Tips for Talking About Career Development
- Set development expectations – the belief that employees should receive a promotion and pay increase if they acquire new knowledge, skills, or abilities creates unrealistic expectations for managers because of the limited opportunities to provide promotions or significant pay increases. That is why managers must clarify the expectation to employees that ongoing development is a baseline for job performance. To represent this mindset shift, the career lattice model shows how job and career growth have shifted from a vertical ladder progression to a vertical, horizontal, and diagonal progression that can change throughout an employee’s career. Movement on the lattice can be represented by growth in their job, on their team, or their career.
- Clearly define the employee’s responsibility – successful development conversation resulting in real professional growth are not a one-way street. What often gets overlooked is the employees’ role in having successful development conversations that result in meaningful growth. Employees have a shared responsibility with their manager to establish an ongoing pattern of effective development conversations by showing a desire for guidance, feedback, and coaching for improved performance and career growth.
- Co-Create meaningful development goals – setting clear and meaningful development goals provides the benefits of clarity, focus, and accountability. A meaningful development goal is a magnet for maximizing one’s effort to achieve an intended behavior change. Helping employees define a challenging, achievable, and meaningful development goal is not a one-size fits all approach. Managers should remain humble, help employees see real opportunities for growth, and consider ways that growth might look difficult for all employees.

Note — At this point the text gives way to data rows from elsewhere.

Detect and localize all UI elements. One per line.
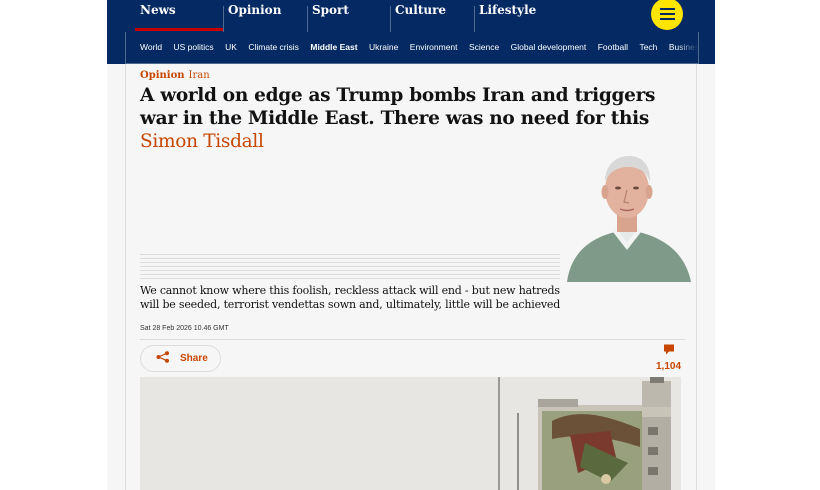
sub-nav: World US politics UK Climate crisis Midd…	[107, 32, 715, 64]
active-pillar-indicator	[135, 28, 223, 31]
hamburger-icon	[659, 18, 675, 20]
subnav-item-ukraine[interactable]: Ukraine	[369, 32, 398, 63]
article: Opinion Iran A world on edge as Trump bom…	[107, 64, 715, 490]
share-label: Share	[180, 353, 208, 364]
sub-nav-list: World US politics UK Climate crisis Midd…	[125, 32, 699, 64]
page: News Opinion Sport Culture Lifestyle Wor…	[107, 0, 715, 490]
author-portrait	[557, 152, 697, 282]
article-standfirst: We cannot know where this foolish, reckl…	[140, 284, 561, 311]
pillar-lifestyle-label: Lifestyle	[479, 3, 537, 17]
pillar-culture[interactable]: Culture	[390, 0, 474, 32]
subnav-item-world[interactable]: World	[140, 32, 162, 63]
divider	[140, 339, 685, 340]
subnav-item-environment[interactable]: Environment	[410, 32, 458, 63]
pillar-sport-label: Sport	[312, 3, 349, 17]
menu-button[interactable]	[651, 0, 683, 30]
subnav-item-science[interactable]: Science	[469, 32, 499, 63]
column-divider	[125, 64, 126, 490]
comment-icon	[663, 342, 675, 359]
pillar-lifestyle[interactable]: Lifestyle	[474, 0, 564, 32]
decorative-rules	[140, 254, 560, 282]
kicker-section-link[interactable]: Opinion	[140, 70, 185, 81]
share-button[interactable]: Share	[140, 345, 221, 372]
pillar-opinion[interactable]: Opinion	[223, 0, 307, 32]
pillar-sport[interactable]: Sport	[307, 0, 391, 32]
subnav-item-climate-crisis[interactable]: Climate crisis	[248, 32, 299, 63]
comment-count: 1,104	[655, 361, 682, 372]
pillar-opinion-label: Opinion	[228, 3, 282, 17]
subnav-item-uk[interactable]: UK	[225, 32, 237, 63]
subnav-item-football[interactable]: Football	[598, 32, 628, 63]
hamburger-icon	[659, 13, 675, 15]
article-kicker: Opinion Iran	[140, 70, 210, 81]
hamburger-icon	[659, 8, 675, 10]
comment-count-link[interactable]: 1,104	[652, 342, 685, 372]
kicker-tag-link[interactable]: Iran	[189, 70, 210, 81]
author-byline[interactable]: Simon Tisdall	[140, 131, 264, 152]
sub-nav-fade	[676, 32, 698, 63]
publish-date[interactable]: Sat 28 Feb 2026 10.46 GMT	[140, 325, 229, 332]
subnav-item-global-development[interactable]: Global development	[511, 32, 587, 63]
pillar-culture-label: Culture	[395, 3, 447, 17]
share-icon	[156, 350, 170, 368]
subnav-item-us-politics[interactable]: US politics	[174, 32, 214, 63]
subnav-item-middle-east[interactable]: Middle East	[310, 32, 357, 63]
pillar-nav: News Opinion Sport Culture Lifestyle	[107, 0, 715, 32]
pillar-news-label: News	[140, 3, 176, 17]
subnav-item-tech[interactable]: Tech	[639, 32, 657, 63]
hero-image	[140, 377, 681, 490]
article-headline: A world on edge as Trump bombs Iran and …	[140, 85, 656, 129]
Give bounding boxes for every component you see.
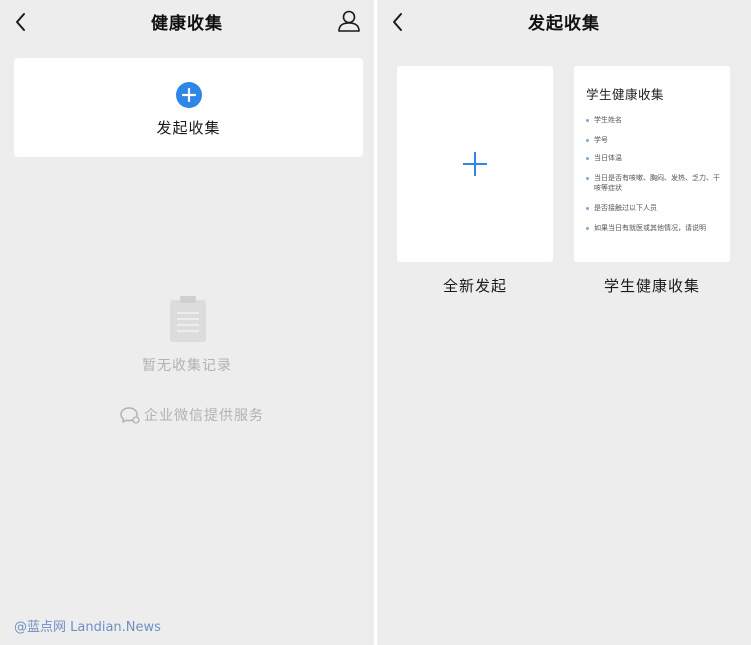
template-title: 学生健康收集 [586,87,665,102]
provider-note: 企业微信提供服务 [119,405,264,425]
header: 发起收集 [377,0,751,42]
plus-circle-icon [176,82,202,108]
health-collect-screen: 健康收集 发起收集 暂无收集记录 企业微信提供服务 @蓝点网 Landian.N… [0,0,374,645]
provider-text: 企业微信提供服务 [144,408,264,424]
empty-state-text: 暂无收集记录 [142,358,232,374]
plus-icon [463,152,487,176]
user-button[interactable] [336,8,362,34]
template-field: 学号 [586,136,724,146]
template-field: 学生姓名 [586,116,724,126]
watermark: @蓝点网 Landian.News [14,620,161,635]
template-field: 如果当日有就医或其他情况，请说明 [586,224,724,234]
template-field: 当日是否有咳嗽、胸闷、发热、乏力、干咳等症状 [586,174,724,193]
start-collect-card[interactable]: 发起收集 [14,58,363,157]
page-title: 发起收集 [528,14,600,34]
template-field: 是否接触过以下人员 [586,204,724,214]
chat-bubble-icon [120,407,140,424]
template-field: 当日体温 [586,154,724,164]
start-collect-label: 发起收集 [156,119,221,137]
clipboard-icon [170,296,206,342]
page-title: 健康收集 [151,14,223,34]
start-collect-screen: 发起收集 学生健康收集 学生姓名 学号 当日体温 当日是否有咳嗽、胸闷、发热、乏… [377,0,751,645]
new-collect-label: 全新发起 [442,277,507,295]
student-template-label: 学生健康收集 [603,277,700,295]
person-icon [338,10,360,32]
header: 健康收集 [0,0,374,42]
new-collect-card[interactable] [397,66,553,262]
student-health-template-card[interactable]: 学生健康收集 学生姓名 学号 当日体温 当日是否有咳嗽、胸闷、发热、乏力、干咳等… [574,66,730,262]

- Ongoing coaching conversations – once a goal is defined, the focus of development conversations shifts to coaching the team member on what’s going well, what could be better, and how you can help the employee develop professionally. Effective developmental coaching requires leading by asking quality questions. Leading with questions allows leaders to understand the employees’ perspectives before choosing what input they need to provide. Shifting from leading through telling to leading through coaching helps create an environment where employees feel valued, empowered, and motivated.